Молиться он стыдился, но по детской привычке, неожиданно для себя, с всклокоченной головой, в той же летней шинели, бормотал ночью, после работы, перед черной иконой "Царю Небесный Утешителю". Молитва была лучшее, чему научила его мать.

А за пианино громоздилось нечто вроде кладовой. Там были навалены, как у старьевщика, газеты, книги, пыльные офицерские сапоги, палаш времен Екатерины, понравившийся на толкучке, промятый кивер двенадцатого года, трубка с чубуком, какую он пробовал курить, пыльная гитара.

Он все ходил по кабинету, точно опасаясь подойти к столу.
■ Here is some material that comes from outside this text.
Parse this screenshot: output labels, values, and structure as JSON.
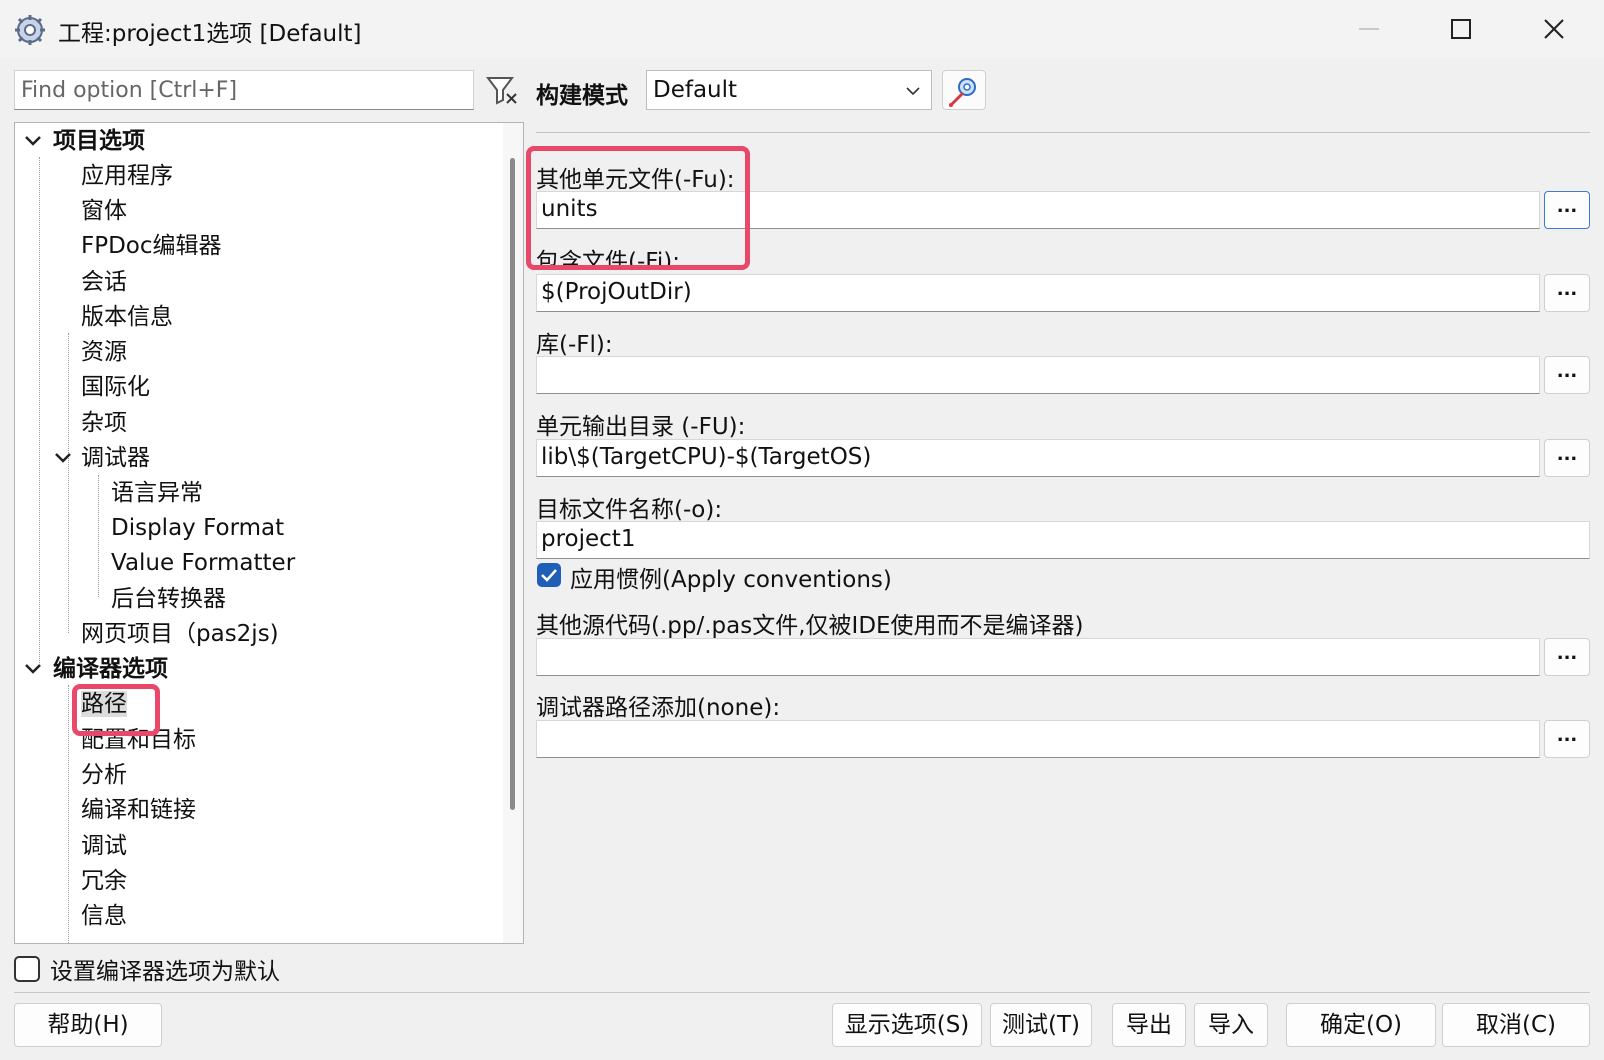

Он хотел записать мелодию, услышанную в метели, но знал, что будет трудно.

Над столом он начал перелистывать рукописи. Ему всегда неловко было просматривать их. Все куда беднее, грубее, что слышалось ему, что он желал записать.

Его записи были как морские звезды, выброшенные на песок, погасшие серо, мертво. Вот его скерцо B-dur. Когда-то он был уверен, что этот ничтожный пустяк совершенство. А его Si-moll давно следовало разорвать:

какая бедность, какая тоска. Ничего не удается ему. Если бы он мог записать, заставить жить и звучать то, что слышал сегодня, во вьюге, вот это могло бы быть первым настоящим, что Бог дал услышать ему.

- Господи, помоги мне! - он внезапно перекрестился на черный образ, сел к столу.

Мусоргский стал писать.

Нотные закорючки, кружки, как тоненькие человечки, устремленные вперед, волнистые линии, мчались из-под его руки по нотной тетради, точно летела над ней, подскакивая, легкая птица.

Он скомкал исписанный листок, бросил под стол, снова начал ходить. В сумраке светились его глаза. Он мучительно и невнятно мычал, с крепко зажатым ртом. Мелодия не давалась.